Picking a favorite photograph is like selecting a favorite song, an impossible task if both photography and music have been significant parts of your life. They certainly have been for me. I've been fortunate to enjoy a career in both, and the older I get the more I appreciate how interconnected they are.
Music can often generate visual imagery, either from memories, significant experiences, or associations we make subconsciously. I remember listening to an old song recently by one of my favorite bands. I was instantly transported to my bedroom where as a teenager I practiced playing the bass for hours every night, trying to recreate every sound I heard on my well-worn cassette tapes.
This is how I learned to play, by copying another musician note for note, until my fingers found the positions on my instrument without effort. I repeated this with all the music I liked until over time I began to internalize the mechanics, and could focus more on adding my interpretation. Slowly I began to understand the idea of having my own sound, that elusive thing called “style.”
When I transitioned to landscape photography, I applied the same approach to learning this new medium. I tried to make images that looked similar to the images that captured my imagination. I knew that if I repeated the same process, I could learn to “copy” images from a technical perspective. But that wasn’t enough, it was just a starting point. What I really wanted was to share how I felt inside. Interpreting the landscape became my primary focus and greatest challenge, and still struggle with today.
My experience in music had taught me that what made a musical performance special, what gave it soul, was the musicians own emotional investment in his art and craft. It was the meaning behind the music, the purpose for making the music that made the biggest difference. And that’s more important today than ever given the advancement of technology in photography. Infusing “meaning” in a photograph is still something that technology can not do; that is still the sole domain of the photographer.
I realized that landscape photography could also have soul, and elicit deep feelings inside. As I browsed image after image of similar subject matter or locations, I began to notice the images that were soulful to me and why. Most images were descriptive, but every once in a while there was an image where the subject matter faded into the distance, and what remained was an emotional energy that held my complete attention—it resonated inside.

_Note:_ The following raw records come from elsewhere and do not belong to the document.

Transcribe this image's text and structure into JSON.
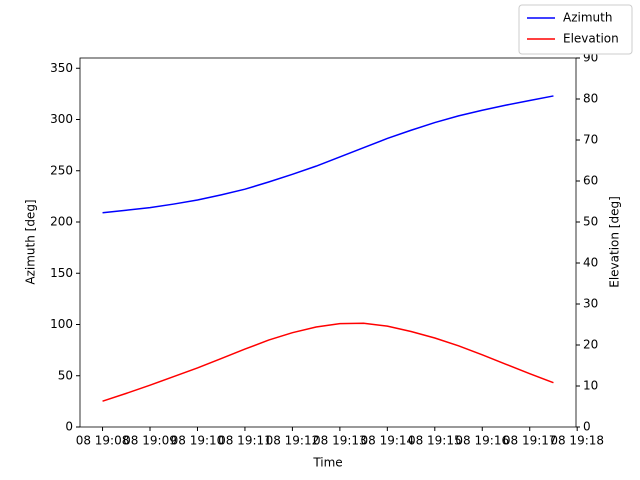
{
  "chart_data": {
    "type": "line",
    "x_label": "Time",
    "y_label": "Azimuth [deg]",
    "y2_label": "Elevation [deg]",
    "x": [
      8,
      8.5,
      9,
      9.5,
      10,
      10.5,
      11,
      11.5,
      12,
      12.5,
      13,
      13.5,
      14,
      14.5,
      15,
      15.5,
      16,
      16.5,
      17,
      17.5
    ],
    "series": [
      {
        "name": "Azimuth",
        "color": "#0000ff",
        "values": [
          209,
          211.5,
          214,
          217.5,
          221.5,
          226.5,
          232,
          239,
          246.5,
          254.5,
          263.5,
          272.5,
          281.5,
          289.5,
          297,
          303.5,
          309,
          314,
          318.5,
          323
        ]
      },
      {
        "name": "Elevation",
        "color": "#ff0000",
        "axis": "y2",
        "values": [
          6.3,
          8.2,
          10.2,
          12.3,
          14.4,
          16.7,
          19.0,
          21.2,
          23.0,
          24.4,
          25.2,
          25.3,
          24.6,
          23.3,
          21.7,
          19.8,
          17.6,
          15.3,
          13.0,
          10.8
        ]
      }
    ],
    "xlim": [
      7.525,
      17.975
    ],
    "xticks": [
      {
        "value": 8,
        "label": "08 19:08"
      },
      {
        "value": 9,
        "label": "08 19:09"
      },
      {
        "value": 10,
        "label": "08 19:10"
      },
      {
        "value": 11,
        "label": "08 19:11"
      },
      {
        "value": 12,
        "label": "08 19:12"
      },
      {
        "value": 13,
        "label": "08 19:13"
      },
      {
        "value": 14,
        "label": "08 19:14"
      },
      {
        "value": 15,
        "label": "08 19:15"
      },
      {
        "value": 16,
        "label": "08 19:16"
      },
      {
        "value": 17,
        "label": "08 19:17"
      },
      {
        "value": 18,
        "label": "08 19:18"
      }
    ],
    "ylim": [
      0,
      360
    ],
    "yticks": [
      0,
      50,
      100,
      150,
      200,
      250,
      300,
      350
    ],
    "y2lim": [
      0,
      90
    ],
    "y2ticks": [
      0,
      10,
      20,
      30,
      40,
      50,
      60,
      70,
      80,
      90
    ],
    "legend": "upper right"
  }
}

One image in particular that had a big influence on me was “Evening Tidal Pool“ by David Muench. Here was a picture that was visual and musical, something I had never experienced before. It captured the landscape in a way that was both literal and metaphorical, containing melody, harmony, rhythm; many of the qualities that make music such a powerful medium. The realization that there was a connection between the two, and that both could elicit the same emotions was exciting and profound.